09] Wenn die Sache sich aber tatsächlich so und nicht anders, verhält, da bitten wir alle dich, zeige uns, wo es dann stecken mag, so die Lehre Christi etwa dennoch göttlich sein sollte, daß sie zuerst gerade von jenen, die ihre Göttlichkeit am tiesten fühlen sollten, als eine barste Nullität betrachtet und auf alle nur erdenkliche Weise gemißbraucht wird und daraus natürlich auch bei allen etwas hellersehenden Menschen in Mißkredit kommt.

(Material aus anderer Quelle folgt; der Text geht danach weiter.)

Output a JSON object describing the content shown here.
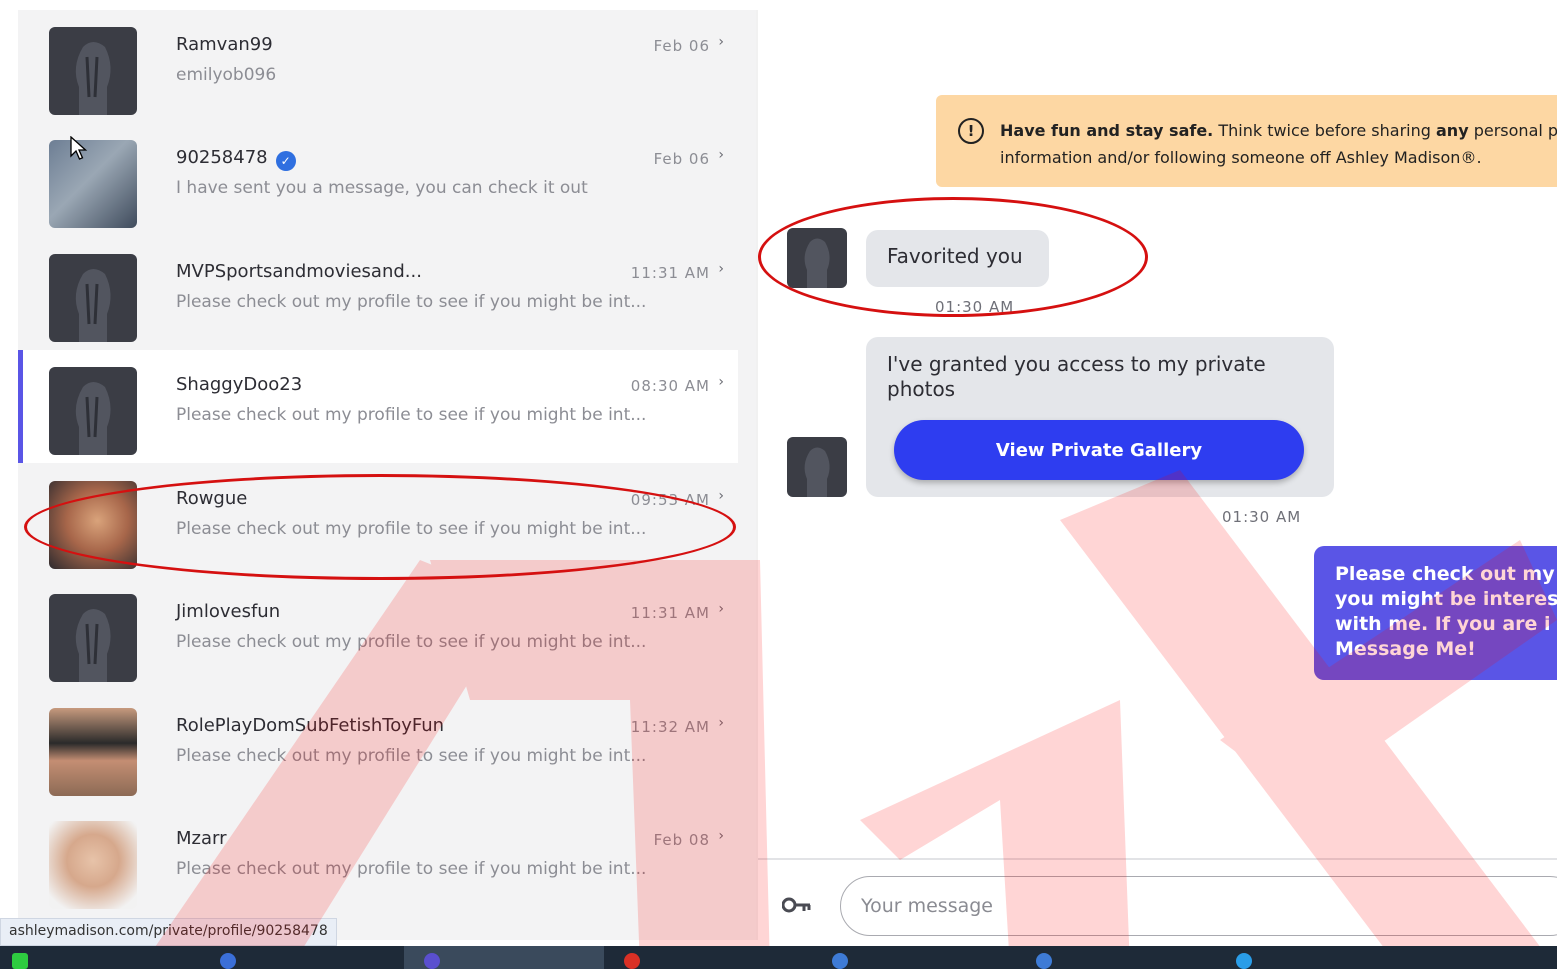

10] Rede und erweise uns die Göttlichkeit der Lehre Christi; alsdann wollen wir dir aber auch alles aufs Wort glauben, was du uns nur immer von den Pflichten vorsagen wirst, die Gott durch Seine Lehre von den Menschen zu ihrem eigenen Besten fordert. Und haben wir je dawider gesündigt, so wollen wir gerne unsere Sünden bereuen und womöglich abbüßen - sogar wie Ignatius von Lojola, wenn es sein müßte!

11] Aber natürlich müßtest du uns auch beweisen, daß der Mensch auch ohne Gesetze sündigen kann. Wir aber hatten als hellerdenkende Menschen aus obenersichtlichen Gründen notwendig kein, und am wenigsten ein positives, göttliches Gesetz außer das in unserer Natur, das wir auch stets beachtet haben - und konnten daher auch keines befolgen. Bitte nun, Freund, so du Lust hast zu reden, so rede! Sonst aber laß uns gehen, wohin uns unsere Sinne den geraden Weg weisen werden!"